Kavgalari buyuktu; uykuya dalmak icin Haymana'dan getirtdigim koyunlarimi paramparca ettiler :( Turkiye'ye geldikten sonra yuzume kapanan 347189. kapidan sonra, yatagima aglaya aglaya gomuldugum sirada melek ben, melek kendim, kendimin melek versiyonu -iste her ne ise - hiç anlam veremediğim bir şekilde beyaz entarisi ve yazmasıyla çıka geldi.

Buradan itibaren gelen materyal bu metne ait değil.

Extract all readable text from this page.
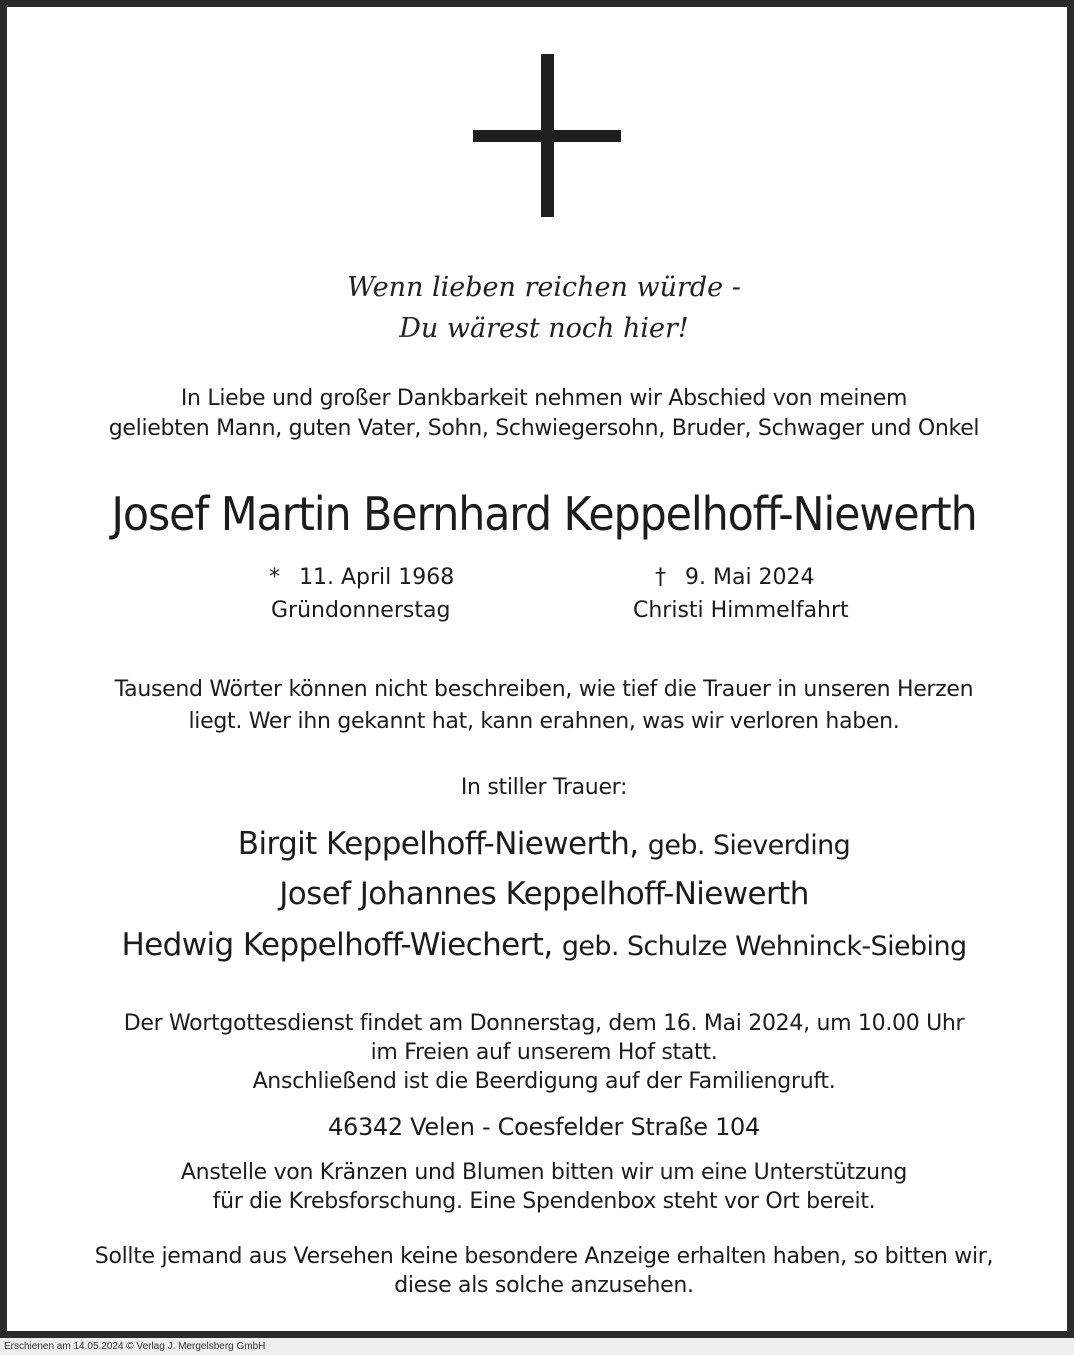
Wenn lieben reichen würde -
Du wärest noch hier!
In Liebe und großer Dankbarkeit nehmen wir Abschied von meinem
geliebten Mann, guten Vater, Sohn, Schwiegersohn, Bruder, Schwager und Onkel
Josef Martin Bernhard Keppelhoff-Niewerth
* 11. April 1968
Gründonnerstag
† 9. Mai 2024
Christi Himmelfahrt
Tausend Wörter können nicht beschreiben, wie tief die Trauer in unseren Herzen
liegt. Wer ihn gekannt hat, kann erahnen, was wir verloren haben.
In stiller Trauer:
Birgit Keppelhoff-Niewerth, geb. Sieverding
Josef Johannes Keppelhoff-Niewerth
Hedwig Keppelhoff-Wiechert, geb. Schulze Wehninck-Siebing
Der Wortgottesdienst findet am Donnerstag, dem 16. Mai 2024, um 10.00 Uhr
im Freien auf unserem Hof statt.
Anschließend ist die Beerdigung auf der Familiengruft.
46342 Velen - Coesfelder Straße 104
Anstelle von Kränzen und Blumen bitten wir um eine Unterstützung
für die Krebsforschung. Eine Spendenbox steht vor Ort bereit.
Sollte jemand aus Versehen keine besondere Anzeige erhalten haben, so bitten wir,
diese als solche anzusehen.
Erschienen am 14.05.2024 © Verlag J. Mergelsberg GmbH
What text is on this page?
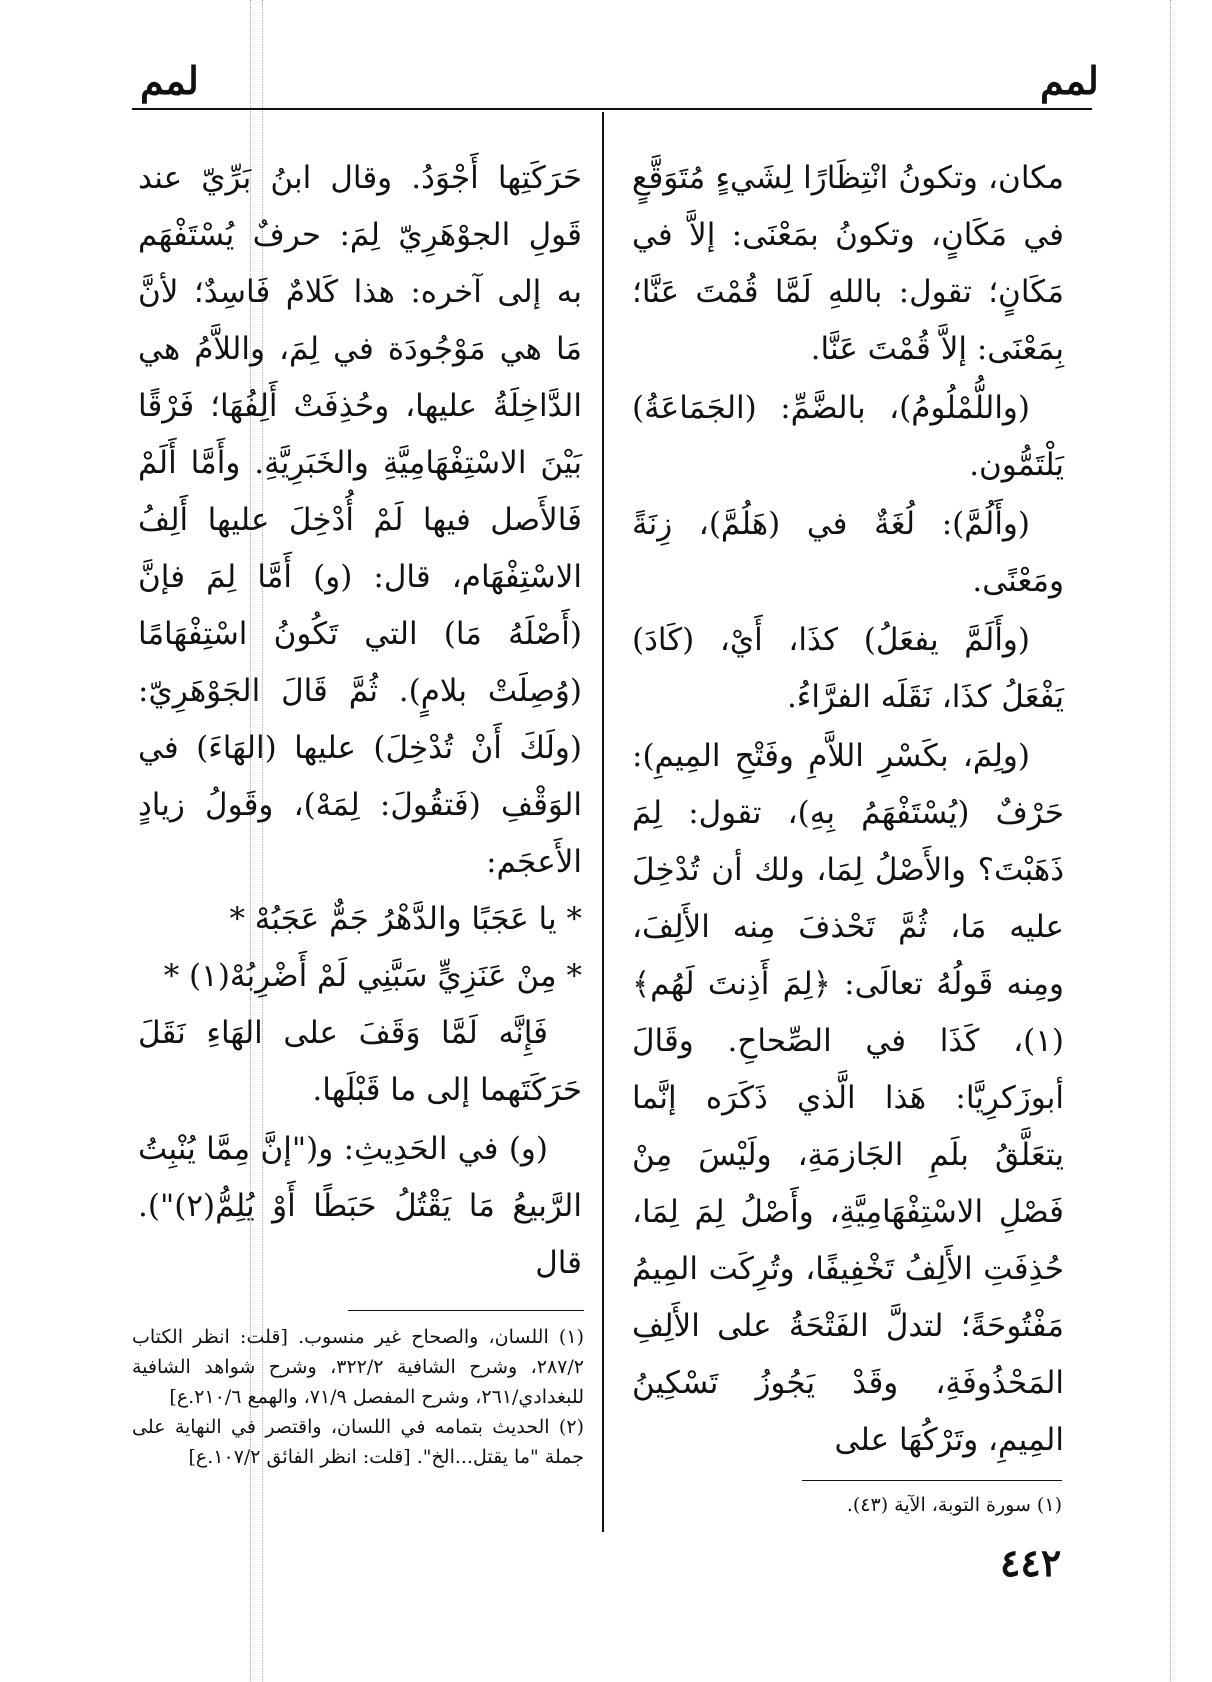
لمم
لمم

مكان، وتكونُ انْتِظَارًا لِشَيءٍ مُتَوَقَّعٍ في مَكَانٍ، وتكونُ بمَعْنَى: إلاَّ في مَكَانٍ؛ تقول: باللهِ لَمَّا قُمْتَ عَنَّا؛ بِمَعْنَى: إلاَّ قُمْتَ عَنَّا.

(واللُّمْلُومُ)، بالضَّمِّ: (الجَمَاعَةُ) يَلْتَمُّون.

(وأَلُمَّ): لُغَةٌ في (هَلُمَّ)، زِنَةً ومَعْنًى.

(وأَلَمَّ يفعَلُ) كذَا، أَيْ، (كَادَ) يَفْعَلُ كذَا، نَقَلَه الفرَّاءُ.

(ولِمَ، بكَسْرِ اللاَّمِ وفَتْحِ المِيمِ): حَرْفٌ (يُسْتَفْهَمُ بِهِ)، تقول: لِمَ ذَهَبْتَ؟ والأَصْلُ لِمَا، ولك أن تُدْخِلَ عليه مَا، ثُمَّ تَحْذفَ مِنه الأَلِفَ، ومِنه قَولُهُ تعالَى: ﴿لِمَ أَذِنتَ لَهُم﴾(١)، كَذَا في الصِّحاحِ. وقَالَ أبوزَكرِيَّا: هَذا الَّذي ذَكَرَه إنَّما يتعَلَّقُ بلَمِ الجَازمَةِ، ولَيْسَ مِنْ فَصْلِ الاسْتِفْهَامِيَّةِ، وأَصْلُ لِمَ لِمَا، حُذِفَتِ الأَلِفُ تَخْفِيفًا، وتُرِكَت المِيمُ مَفْتُوحَةً؛ لتدلَّ الفَتْحَةُ على الأَلِفِ المَحْذُوفَةِ، وقَدْ يَجُوزُ تَسْكِينُ المِيمِ، وتَرْكُهَا على

حَرَكَتِها أَجْوَدُ. وقال ابنُ بَرِّيّ عند قَولِ الجوْهَرِيّ لِمَ: حرفٌ يُسْتَفْهَم به إلى آخره: هذا كَلامٌ فَاسِدٌ؛ لأنَّ مَا هي مَوْجُودَة في لِمَ، واللاَّمُ هي الدَّاخِلَةُ عليها، وحُذِفَتْ أَلِفُهَا؛ فَرْقًا بَيْنَ الاسْتِفْهَامِيَّةِ والخَبَرِيَّةِ. وأَمَّا أَلَمْ فَالأَصل فيها لَمْ أُدْخِلَ عليها أَلِفُ الاسْتِفْهَام، قال: (و) أَمَّا لِمَ فإنَّ (أَصْلَهُ مَا) التي تَكُونُ اسْتِفْهَامًا (وُصِلَتْ بلامٍ). ثُمَّ قَالَ الجَوْهَرِيّ: (ولَكَ أَنْ تُدْخِلَ) عليها (الهَاءَ) في الوَقْفِ (فَتقُولَ: لِمَهْ)، وقَولُ زيادٍ الأَعجَم:

* يا عَجَبًا والدَّهْرُ جَمٌّ عَجَبُهْ *

* مِنْ عَنَزِيٍّ سَبَّنِي لَمْ أَضْرِبُهْ(١) *

فَإِنَّه لَمَّا وَقَفَ على الهَاءِ نَقَلَ حَرَكَتَهما إلى ما قَبْلَها.

(و) في الحَدِيثِ: و("إنَّ مِمَّا يُنْبِتُ الرَّبيعُ مَا يَقْتُلُ حَبَطًا أَوْ يُلِمُّ(٢)"). قال

(١) اللسان، والصحاح غير منسوب. [قلت: انظر الكتاب ٢٨٧/٢، وشرح الشافية ٣٢٢/٢، وشرح شواهد الشافية للبغدادي/٢٦١، وشرح المفصل ٧١/٩، والهمع ٢١٠/٦.ع]

(٢) الحديث بتمامه في اللسان، واقتصر في النهاية على جملة "ما يقتل...الخ". [قلت: انظر الفائق ١٠٧/٢.ع]

(١) سورة التوبة، الآية (٤٣).

٤٤٢
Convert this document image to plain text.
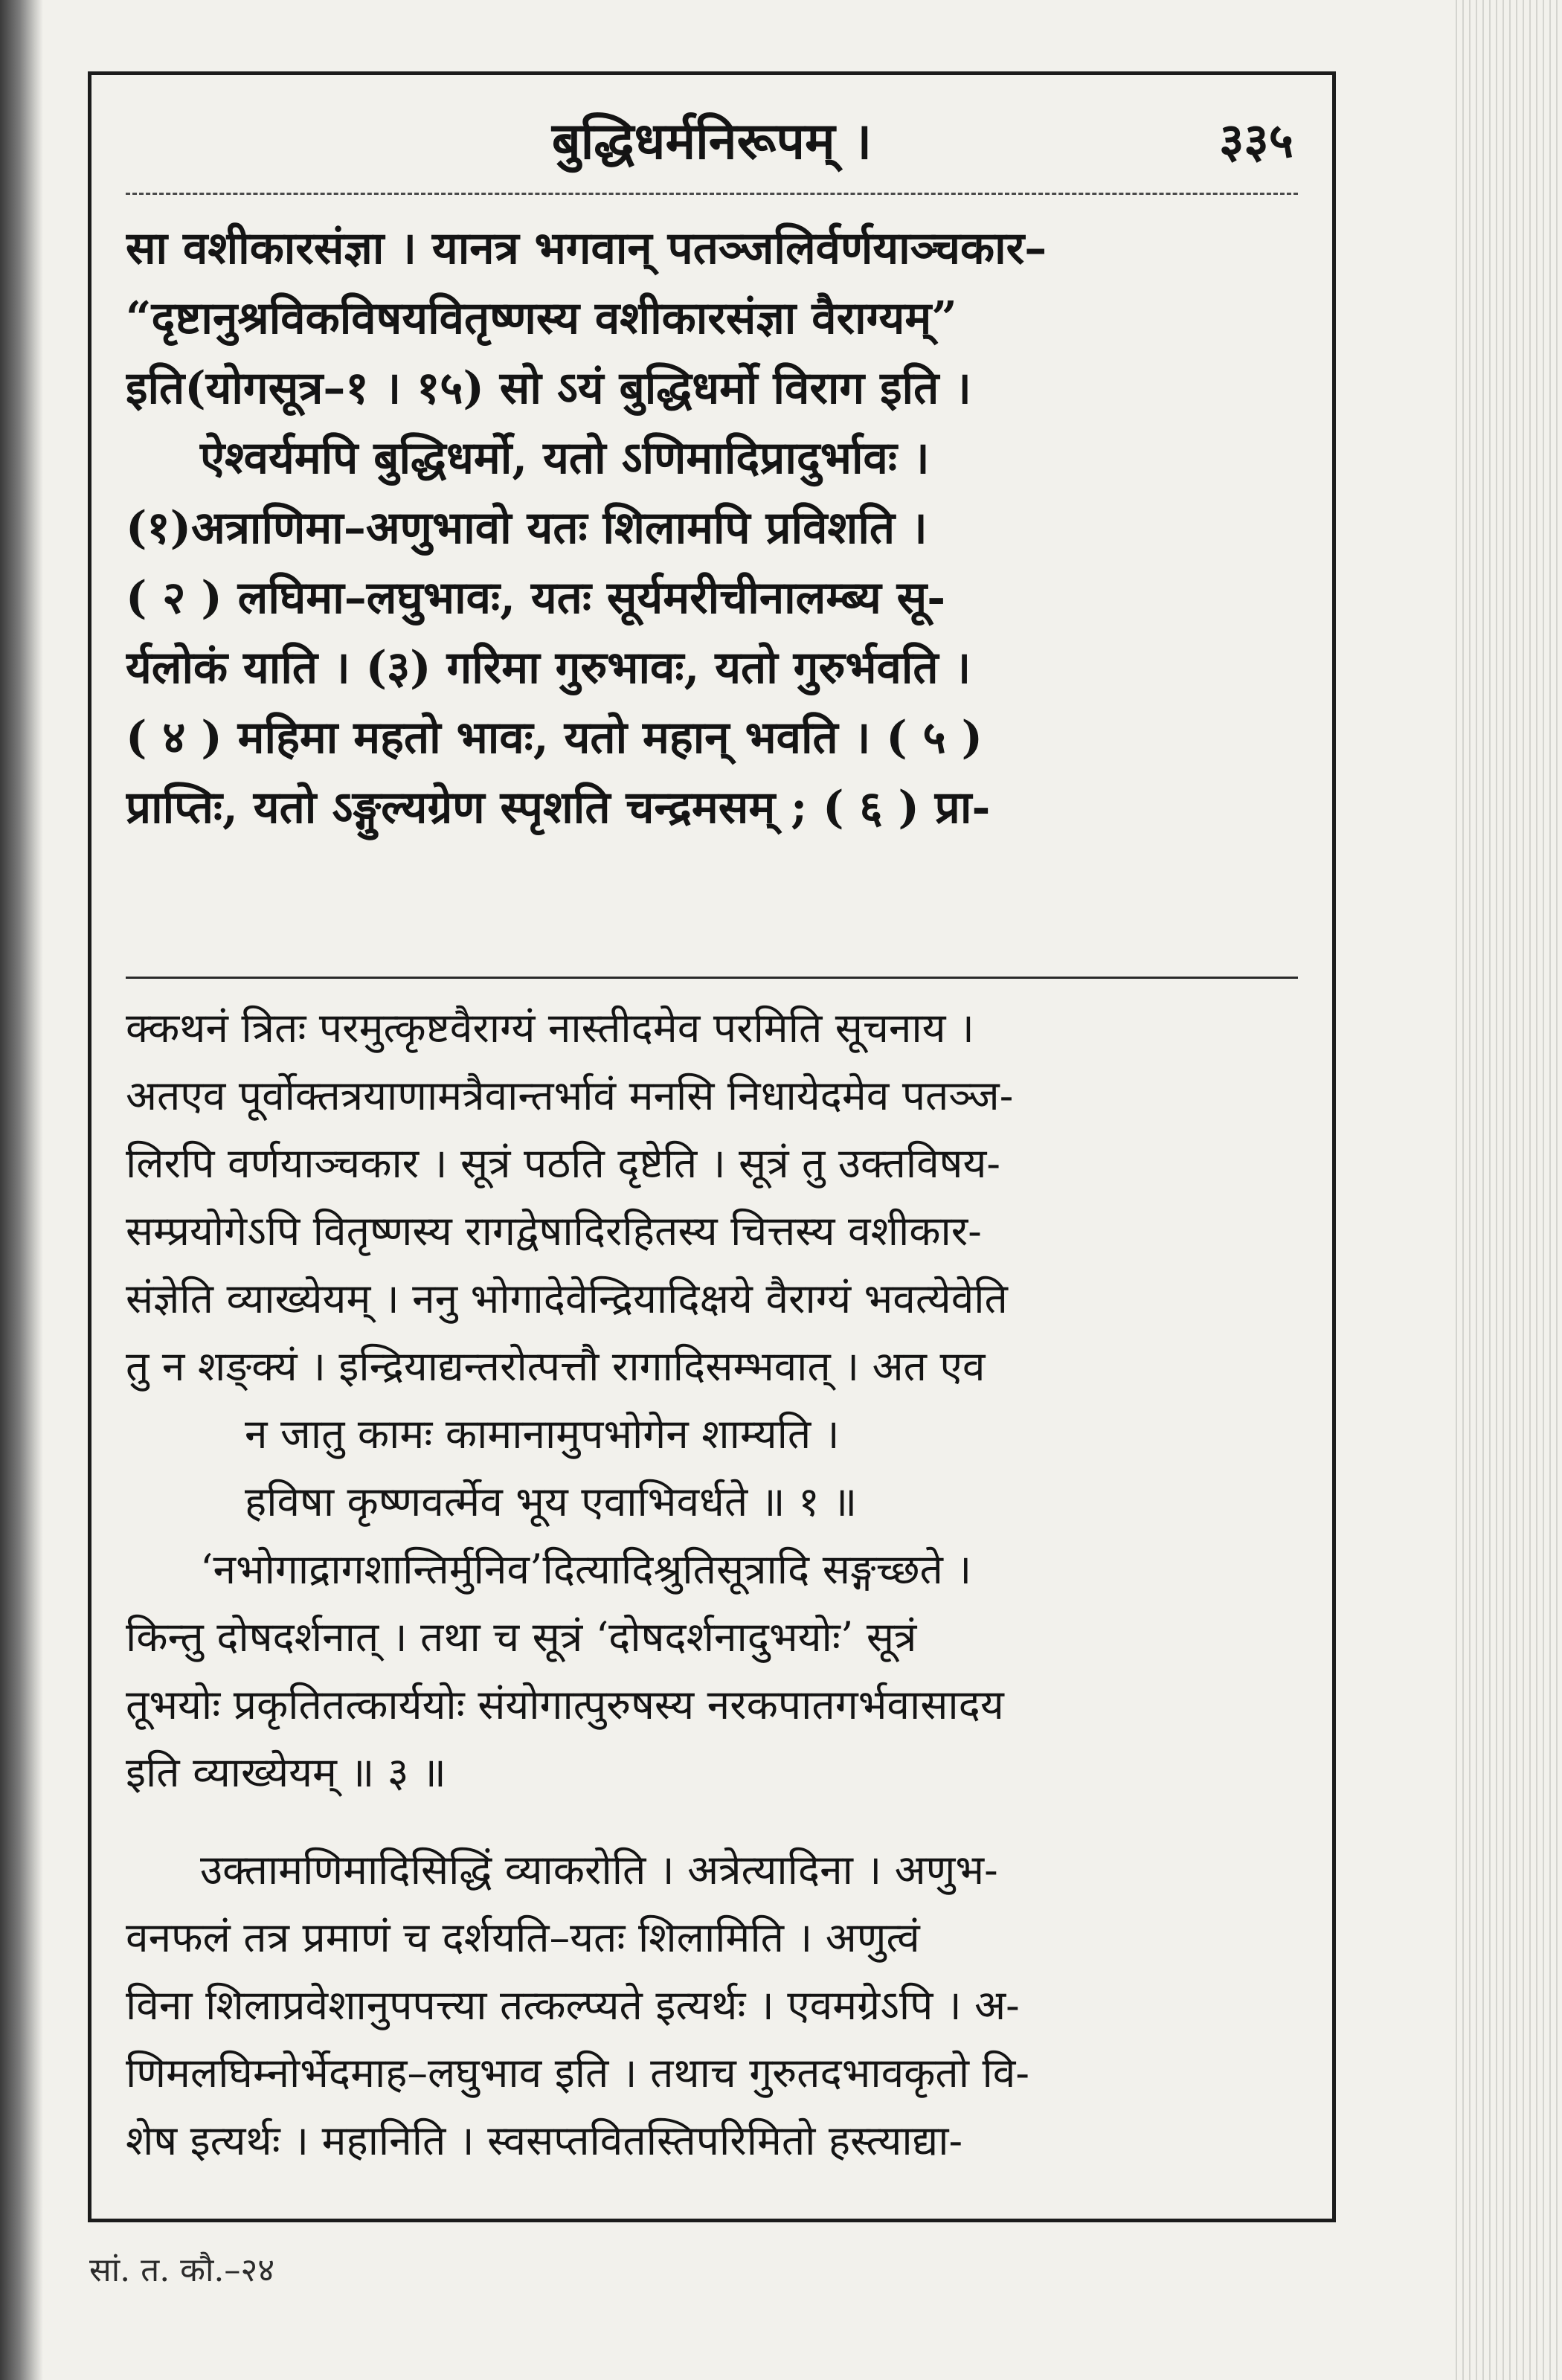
बुद्धिधर्मनिरूपम् ।	३३५
सा वशीकारसंज्ञा । यानत्र भगवान् पतञ्जलिर्वर्णयाञ्चकार–
“दृष्टानुश्रविकविषयवितृष्णस्य वशीकारसंज्ञा वैराग्यम्”
इति(योगसूत्र–१ । १५) सो ऽयं बुद्धिधर्मो विराग इति ।
ऐश्वर्यमपि बुद्धिधर्मो, यतो ऽणिमादिप्रादुर्भावः ।
(१)अत्राणिमा–अणुभावो यतः शिलामपि प्रविशति ।
( २ ) लघिमा–लघुभावः, यतः सूर्यमरीचीनालम्ब्य सू-
र्यलोकं याति । (३) गरिमा गुरुभावः, यतो गुरुर्भवति ।
( ४ ) महिमा महतो भावः, यतो महान् भवति । ( ५ )
प्राप्तिः, यतो ऽङ्गुल्यग्रेण स्पृशति चन्द्रमसम् ; ( ६ ) प्रा-
क्कथनं त्रितः परमुत्कृष्टवैराग्यं नास्तीदमेव परमिति सूचनाय ।
अतएव पूर्वोक्तत्रयाणामत्रैवान्तर्भावं मनसि निधायेदमेव पतञ्ज-
लिरपि वर्णयाञ्चकार । सूत्रं पठति दृष्टेति । सूत्रं तु उक्तविषय-
सम्प्रयोगेऽपि वितृष्णस्य रागद्वेषादिरहितस्य चित्तस्य वशीकार-
संज्ञेति व्याख्येयम् । ननु भोगादेवेन्द्रियादिक्षये वैराग्यं भवत्येवेति
तु न शङ्क्यं । इन्द्रियाद्यन्तरोत्पत्तौ रागादिसम्भवात् । अत एव
न जातु कामः कामानामुपभोगेन शाम्यति ।
हविषा कृष्णवर्त्मेव भूय एवाभिवर्धते ॥ १ ॥
‘नभोगाद्रागशान्तिर्मुनिव’दित्यादिश्रुतिसूत्रादि सङ्गच्छते ।
किन्तु दोषदर्शनात् । तथा च सूत्रं ‘दोषदर्शनादुभयोः’ सूत्रं
तूभयोः प्रकृतितत्कार्ययोः संयोगात्पुरुषस्य नरकपातगर्भवासादय
इति व्याख्येयम् ॥ ३ ॥
उक्तामणिमादिसिद्धिं व्याकरोति । अत्रेत्यादिना । अणुभ-
वनफलं तत्र प्रमाणं च दर्शयति–यतः शिलामिति । अणुत्वं
विना शिलाप्रवेशानुपपत्त्या तत्कल्प्यते इत्यर्थः । एवमग्रेऽपि । अ-
णिमलघिम्नोर्भेदमाह–लघुभाव इति । तथाच गुरुतदभावकृतो वि-
शेष इत्यर्थः । महानिति । स्वसप्तवितस्तिपरिमितो हस्त्याद्या-
सां. त. कौ.–२४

Melek: "Abariii!! Gııız, galk bakaam yataktan. Sendiin de mii gız, hani geçen sene Berlin duvarını yıktıydın. (Yoğ artık!), garlı galdırımlarına gözyaşlarını gömüyüp de daha varışının ikinci ayında iş bulduydun (ha bak bu doğru). Hatta bu işte de rüsva olduydun da yılmayıp başka bir yerde caanım güzelim nenelere öğretmenlik ettiydin. Galk yataktan da yine oodaki gibin başın dik, sert adımlarla yürü, hadi bakiin. Uymacaan şeytana öyle.......... Aha, anılan yolda oluumuş, geldi bizim nani molla"

Şeytan, tüylü terlikleri ve ağır makyajıyla başucumda beliriverdi...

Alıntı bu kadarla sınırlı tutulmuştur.